The Killers (1964)
6/10
Great Communicator Beats Beautiful Woman!
17 May 2008
Warning: Spoilers
John Cassavetes is a teacher at a school for the blind. Confronted by two hit men, Lee Marvin and Clu Gulager, he waits stoically for the flood of bullets that shortly follow. The dead man's resignation surprises the killers and they determine to find out why he didn't try to run. As it turns out, Cassavetes was seduced into joining a gang of thieves run by Ronald Reagan. The seducer was Angie Dickinson. She betrays Cassavetes, leads him into a trap in which Reagan plugs him non-mortally, and then runs off with Reagan and all the loot from the big robbery they've just pulled. There is a shoot out at the end, in which Reagan, Dickinson, Gulager, and Marvin all wind up mincemeat.

This was originally filmed for TV, efficiently directed by the seasoned Don Siegel or however his name is spelled. (I wish Don and George and Steven and Barbara and the rest would decide on a single spelling of that last name. How tiresome.) The viewer will find an abundance of intrigue and action, as well as those unusual guns that Siegel was developing a fondness for, culminating in Dirty Harry's .44 magnum. The California locales are well photographed but, as in any TV made-for, seem somewhat flat.

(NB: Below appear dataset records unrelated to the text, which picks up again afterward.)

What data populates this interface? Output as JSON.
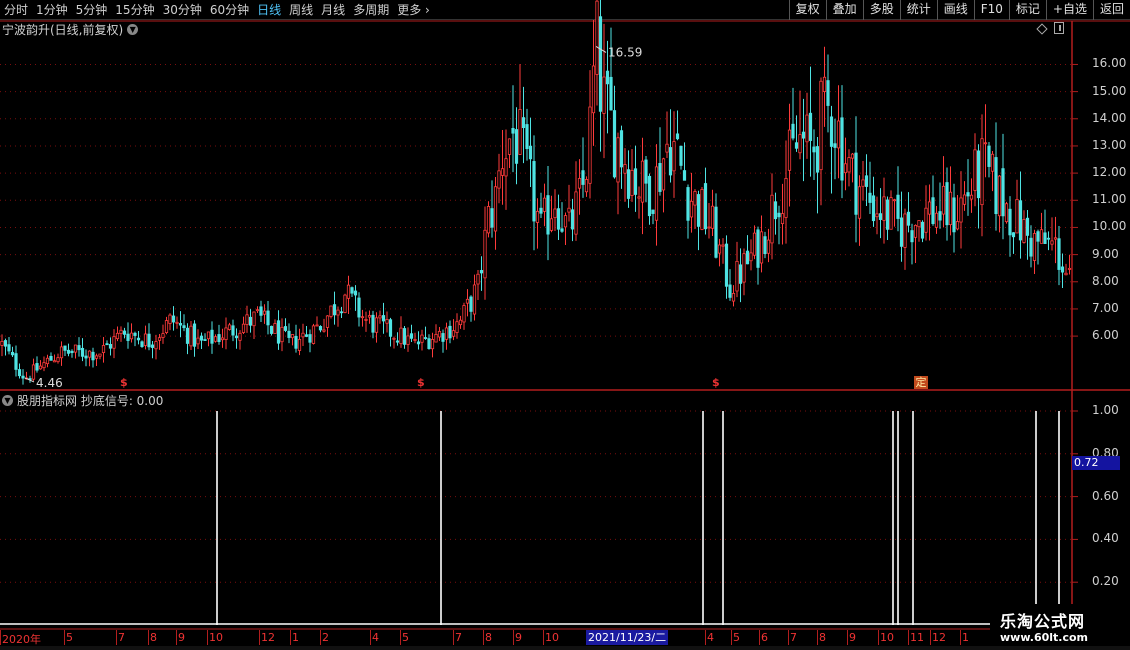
{
  "toolbar": {
    "period_tabs": [
      "分时",
      "1分钟",
      "5分钟",
      "15分钟",
      "30分钟",
      "60分钟",
      "日线",
      "周线",
      "月线",
      "多周期",
      "更多"
    ],
    "active_tab": "日线",
    "right_tools": [
      "复权",
      "叠加",
      "多股",
      "统计",
      "画线",
      "F10",
      "标记",
      "+自选",
      "返回"
    ]
  },
  "main_panel": {
    "title": "宁波韵升(日线,前复权)",
    "high_label": "16.59",
    "low_label": "4.46",
    "y_ticks": [
      "16.00",
      "15.00",
      "14.00",
      "13.00",
      "12.00",
      "11.00",
      "10.00",
      "9.00",
      "8.00",
      "7.00",
      "6.00"
    ],
    "signal_markers": [
      {
        "text": "$",
        "at_index": 110
      },
      {
        "text": "$",
        "at_index": 407
      },
      {
        "text": "$",
        "at_index": 702
      }
    ],
    "ding_marker": "定"
  },
  "indicator_panel": {
    "title": "股朋指标网 抄底信号: 0.00",
    "y_ticks": [
      "1.00",
      "0.80",
      "0.60",
      "0.40",
      "0.20"
    ],
    "current_value": "0.72"
  },
  "date_axis": {
    "labels": [
      "2020年",
      "5",
      "7",
      "8",
      "9",
      "10",
      "12",
      "1",
      "2",
      "4",
      "5",
      "7",
      "8",
      "9",
      "10",
      "4",
      "5",
      "6",
      "7",
      "8",
      "9",
      "10",
      "11",
      "12",
      "1"
    ],
    "cursor_date": "2021/11/23/二"
  },
  "chart_data": {
    "type": "candlestick",
    "price_range": [
      4.2,
      16.9
    ],
    "anchors": [
      [
        0,
        5.8
      ],
      [
        25,
        4.46
      ],
      [
        60,
        5.4
      ],
      [
        100,
        5.4
      ],
      [
        125,
        6.2
      ],
      [
        150,
        5.8
      ],
      [
        172,
        6.6
      ],
      [
        200,
        5.7
      ],
      [
        230,
        6.2
      ],
      [
        258,
        6.7
      ],
      [
        290,
        5.7
      ],
      [
        320,
        6.4
      ],
      [
        345,
        7.6
      ],
      [
        365,
        6.6
      ],
      [
        400,
        6.0
      ],
      [
        415,
        5.7
      ],
      [
        440,
        6.1
      ],
      [
        460,
        6.5
      ],
      [
        478,
        7.8
      ],
      [
        488,
        10.2
      ],
      [
        497,
        11.2
      ],
      [
        502,
        12.8
      ],
      [
        515,
        13.6
      ],
      [
        530,
        11.5
      ],
      [
        541,
        9.8
      ],
      [
        555,
        11.2
      ],
      [
        568,
        9.8
      ],
      [
        582,
        11.2
      ],
      [
        590,
        13.5
      ],
      [
        596,
        16.59
      ],
      [
        605,
        14.2
      ],
      [
        620,
        13.0
      ],
      [
        640,
        11.5
      ],
      [
        655,
        11.6
      ],
      [
        670,
        13.4
      ],
      [
        690,
        11.2
      ],
      [
        712,
        10.0
      ],
      [
        730,
        7.8
      ],
      [
        760,
        9.4
      ],
      [
        780,
        11.5
      ],
      [
        800,
        13.2
      ],
      [
        812,
        12.8
      ],
      [
        820,
        13.8
      ],
      [
        832,
        14.4
      ],
      [
        850,
        12.0
      ],
      [
        870,
        11.0
      ],
      [
        900,
        10.0
      ],
      [
        930,
        10.6
      ],
      [
        955,
        10.5
      ],
      [
        983,
        12.2
      ],
      [
        995,
        11.4
      ],
      [
        1010,
        10.6
      ],
      [
        1030,
        9.5
      ],
      [
        1055,
        9.3
      ],
      [
        1072,
        7.8
      ]
    ],
    "signals": [
      {
        "index": 217,
        "value": 1.0
      },
      {
        "index": 441,
        "value": 1.0
      },
      {
        "index": 703,
        "value": 1.0
      },
      {
        "index": 723,
        "value": 1.0
      },
      {
        "index": 893,
        "value": 1.0
      },
      {
        "index": 898,
        "value": 1.0
      },
      {
        "index": 913,
        "value": 1.0
      },
      {
        "index": 1036,
        "value": 1.0
      },
      {
        "index": 1059,
        "value": 1.0
      }
    ],
    "indicator_range": [
      0.0,
      1.0
    ],
    "colors": {
      "up": "#ff3b3b",
      "down": "#4fe3e3",
      "grid": "#7a0e0e",
      "axis": "#b21e1e",
      "signal": "#ffffff"
    }
  }
}
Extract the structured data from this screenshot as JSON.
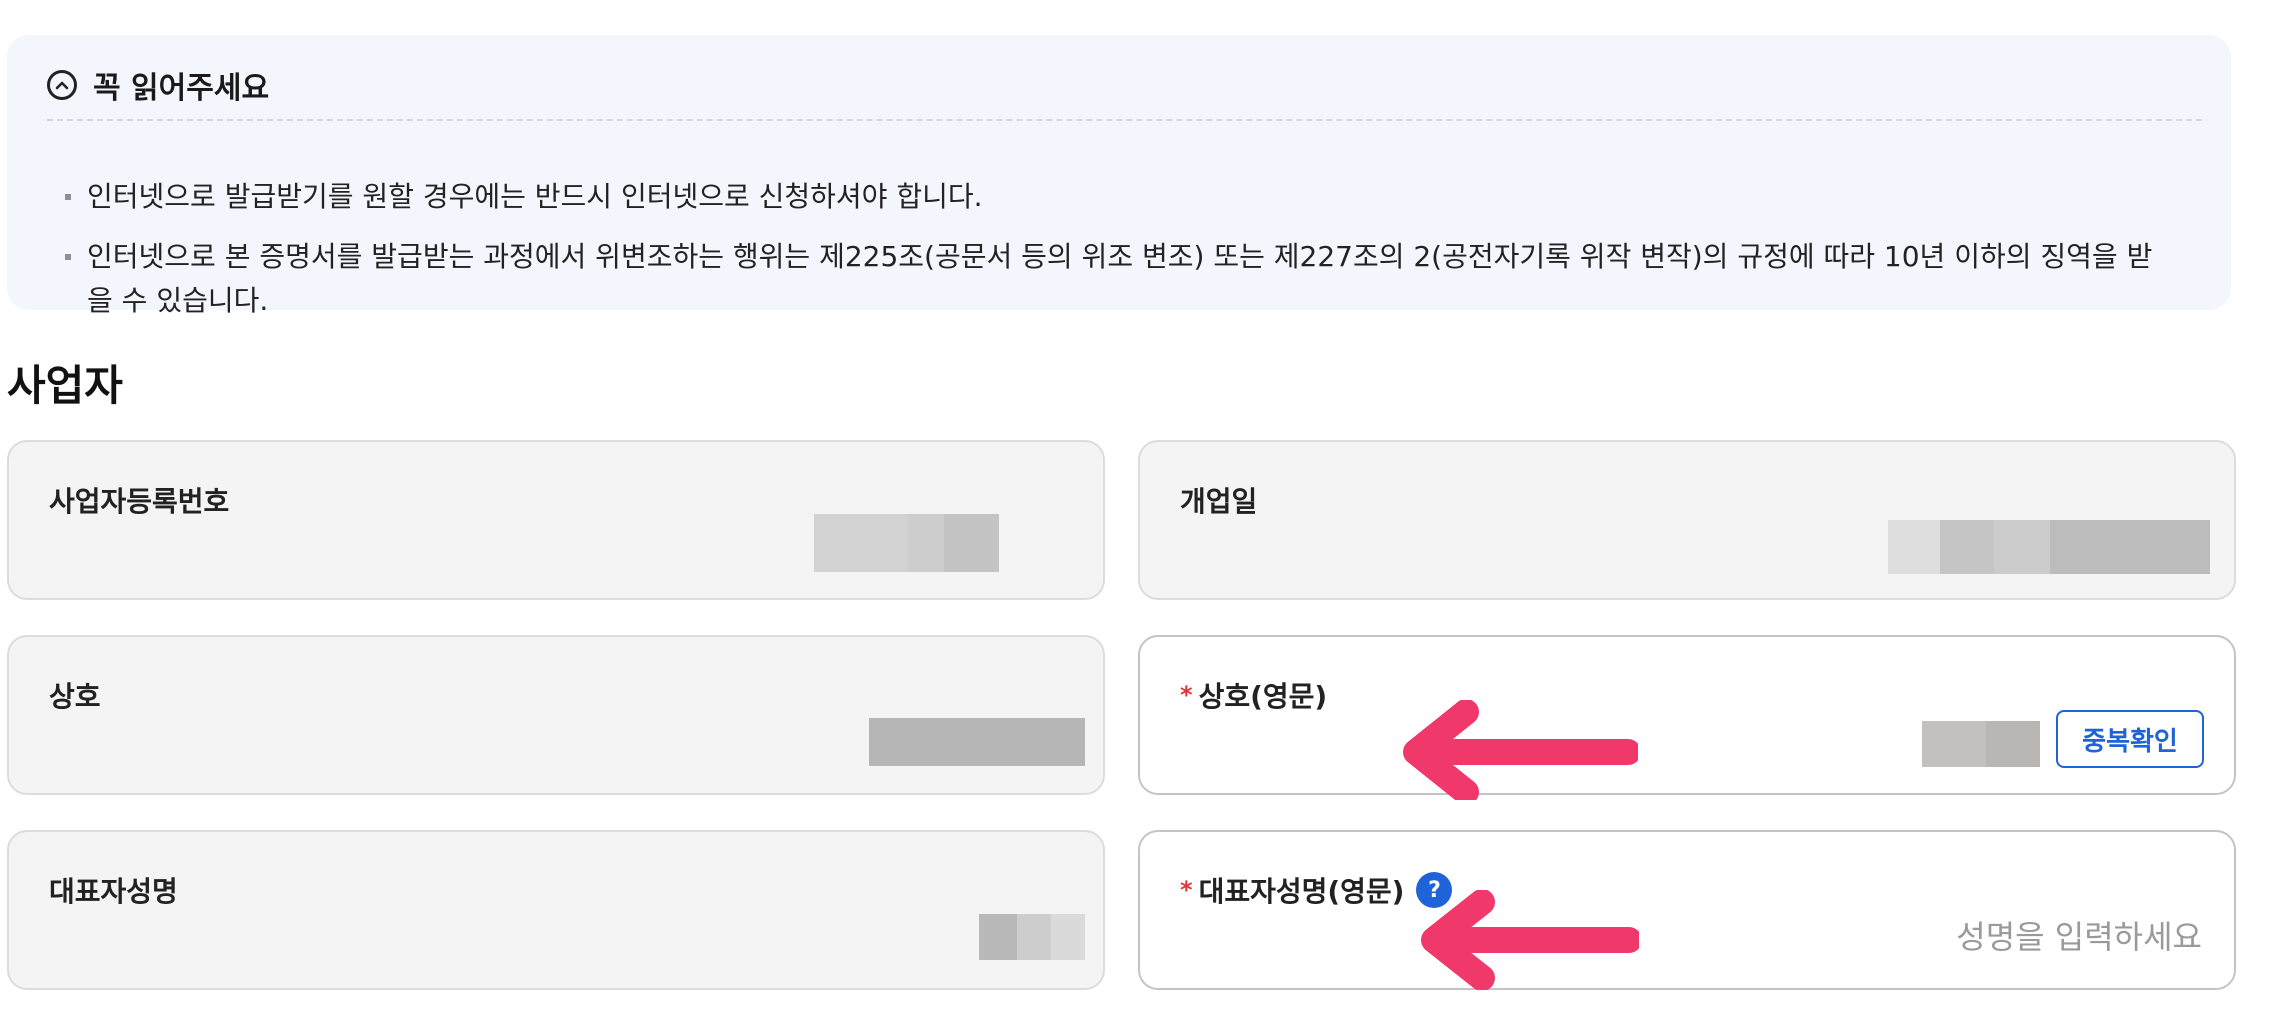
{
  "notice": {
    "title": "꼭 읽어주세요",
    "icon": "chevron-up-circle-icon",
    "items": [
      "인터넷으로 발급받기를 원할 경우에는 반드시 인터넷으로 신청하셔야 합니다.",
      "인터넷으로 본 증명서를 발급받는 과정에서 위변조하는 행위는 제225조(공문서 등의 위조 변조) 또는 제227조의 2(공전자기록 위작 변작)의 규정에 따라 10년 이하의 징역을 받을 수 있습니다."
    ]
  },
  "section": {
    "title": "사업자"
  },
  "fields": {
    "business_reg_no": {
      "label": "사업자등록번호"
    },
    "open_date": {
      "label": "개업일"
    },
    "company_name": {
      "label": "상호"
    },
    "company_name_en": {
      "label": "상호(영문)",
      "required_mark": "*",
      "dup_check_label": "중복확인"
    },
    "ceo_name": {
      "label": "대표자성명"
    },
    "ceo_name_en": {
      "label": "대표자성명(영문)",
      "required_mark": "*",
      "help_label": "?",
      "placeholder": "성명을 입력하세요"
    }
  },
  "colors": {
    "accent": "#1f63d8",
    "required": "#e8333d",
    "arrow": "#f0386b",
    "notice_bg": "#f3f6fc",
    "readonly_bg": "#f4f4f4"
  }
}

Angie Dickinson is attractive but not in any conventional way. Her mouth is small and crooked, her nose broad and rather flat, and her eyes seem to look in two slightly different directions, but she's never been more inviting. She's glamorized, of course, but not to the point of revulsion. What I mean is, she comes out -- just fine. I can't imagine why Ronald Reagan would treat her as a speed bag in one scene. Lee and Clu bat her around and hang her out of a window in another scene. That's understandable, they being what they are, but Ron? Actually, everyone in this movie seems a little too dressed up, a little too clean, even the mechanics who have been crawling under cars. Dickinson dresses in pastels, Marvin wears a silver business suit, the others are in pressed dark clothing. The overall impression is that of cut-outs from a fashion magazine being animated on screen.

This isn't really too bothersome. The two dimensional quality of the images is more than made up for by the acting of Marvin and Gulager as the bad guys. (Some might call it overacting; the mean-spirited might say "ham".) It's interesting, too, to see the future president in the role of commander-in-chief of the evildoers, a genuinely slimy character with every hair set in place as if by Elmer's Glue. He tries his best to scowl, really he does, but his easiest role has always been that of the good-natured pal. The best performances are probably given by Marvin, Gulager (an under-rated actor), and Cassavetes. Watch Marvin's final scene in which, mortally wounded, he offs Reagan and Dickinson then staggers about on the lawn like a drunk. One of the things that makes the scene so magnetic is that, during the take, Marvin actually WAS thoroughly discombobulated by alcohol.

A good movie, in some ways the equal of the original. Nice job.